Selected Publications:

  1. Vos T, Barker B, Begg S, Stanley L, Lopez AD. Burden of disease and injury in Aboriginal and Torres Strait Islander peoples. International Journal of Epidemiology. 2009; 38(2):470-477.
  2. Joshi R, Lopez AD, MacMahon S, Reddy S, Dandona R, Dandona L, et al. Verbal autopsy coding: are multiple coders better than one? Bulletin of the World Health Organisation. 2009; 87:51-7.
  3. Lopez AD. Health and health-research priorities: has WHO got it right? The Lancet. 2008; 372(9649):1525-27.

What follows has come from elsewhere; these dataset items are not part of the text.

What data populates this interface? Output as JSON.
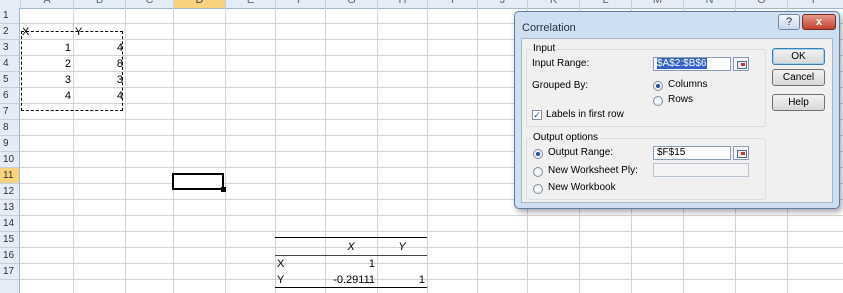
{
  "columns": [
    "A",
    "B",
    "C",
    "D",
    "E",
    "F",
    "G",
    "H",
    "I",
    "J",
    "K",
    "L",
    "M",
    "N",
    "O",
    "P"
  ],
  "rows": [
    "1",
    "2",
    "3",
    "4",
    "5",
    "6",
    "7",
    "8",
    "9",
    "10",
    "11",
    "12",
    "13",
    "14",
    "15",
    "16",
    "17"
  ],
  "selected_column": "D",
  "selected_row": "11",
  "input_data": {
    "headers": [
      "X",
      "Y"
    ],
    "x_values": [
      "1",
      "2",
      "3",
      "4"
    ],
    "y_values": [
      "4",
      "8",
      "3",
      "4"
    ]
  },
  "output_table": {
    "col_headers": [
      "X",
      "Y"
    ],
    "row_labels": [
      "X",
      "Y"
    ],
    "r16": [
      "1",
      ""
    ],
    "r17": [
      "-0.29111",
      "1"
    ]
  },
  "dialog": {
    "title": "Correlation",
    "help_icon": "?",
    "close_icon": "x",
    "input_group": "Input",
    "input_range_label": "Input Range:",
    "input_range_value": "$A$2:$B$6",
    "grouped_by_label": "Grouped By:",
    "columns_option": "Columns",
    "rows_option": "Rows",
    "labels_checkbox": "Labels in first row",
    "output_group": "Output options",
    "output_range_label": "Output Range:",
    "output_range_value": "$F$15",
    "new_ply_label": "New Worksheet Ply:",
    "new_workbook_label": "New Workbook",
    "ok_label": "OK",
    "cancel_label": "Cancel",
    "help_label": "Help"
  }
}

  4. Khosravi A, Rao C, Naghavi M, Taylor R, Jafari N, Lopez AD. Impact of misclassification on measures of cardiovascular disease mortality in the Islamic Republic of Iran: a cross-sectional study. Bulletin of the World Health Organization. 2008; 86(9):688-96.
  5. Franca E, de Abreu DX, Rao C, Lopez AD. Evaluation of cause-of-death statistics for Brazil, 2002–2004. International Journal of Epidemiology. 2008; 37:891–901.
  6. Chandramohan D, Shibuya K, Setel P, Cairncross S, Lopez AD, Murray CJL, et al. Should data from demographic surveillance systems be made more widely available to researchers? PLoS Medicine. 2008; 5(2):0169-73.
  7. Hill K, Vapattanawong P, Prasartkul P, Porapakkham Y, Lim SS, Lopez AD. Epidemiologic transition interrupted: a reassessment of mortality trends in Thailand, 1980-2000. International Journal of Epidemiology. 2007; 36(2):374-84.
  8. Vapattanawong P, Hogan MC, Hanvoravongchai P, Gakidou E, Vos T, Lopez AD, et al. Reductions in child mortality levels and inequalities in Thailand: analysis of two censuses. The Lancet. 2007 Mar 10; 369(9564):850-5.
  9. Rao C, Yang G, Hu J, Ma J, Xia W, Lopez AD. Validation of cause-of-death statistics in urban China. International Journal of Epidemiology. 2007 Feb 28; 36(3):642-51.
  10. Murray CJL, Lopez AD, Feehan DM, Peter ST, Yang G. Validation of the Symptom Pattern Method for Analyzing Verbal Autopsy Data. PloS Medicine. 2007; 4(11):e327.
  11. Murray CJL, Lopez AD, Barofsky JT, Bryson-Cahn C, Lozano R. Estimating Population Cause-Specific Mortality Fractions from in-Hospital Mortality: Validation of a New Method. PLoS Medicine. 2007; 4(11):1754-65.
  12. Murray CJL, Laakso T, Shibuya K, Hill K, Lopez AD. Can we achieve Millennium Development Goal 4? New analysis of country trends and forecasts of under-5 mortality to 2015. The Lancet. 2007; 370(9592):1040-54.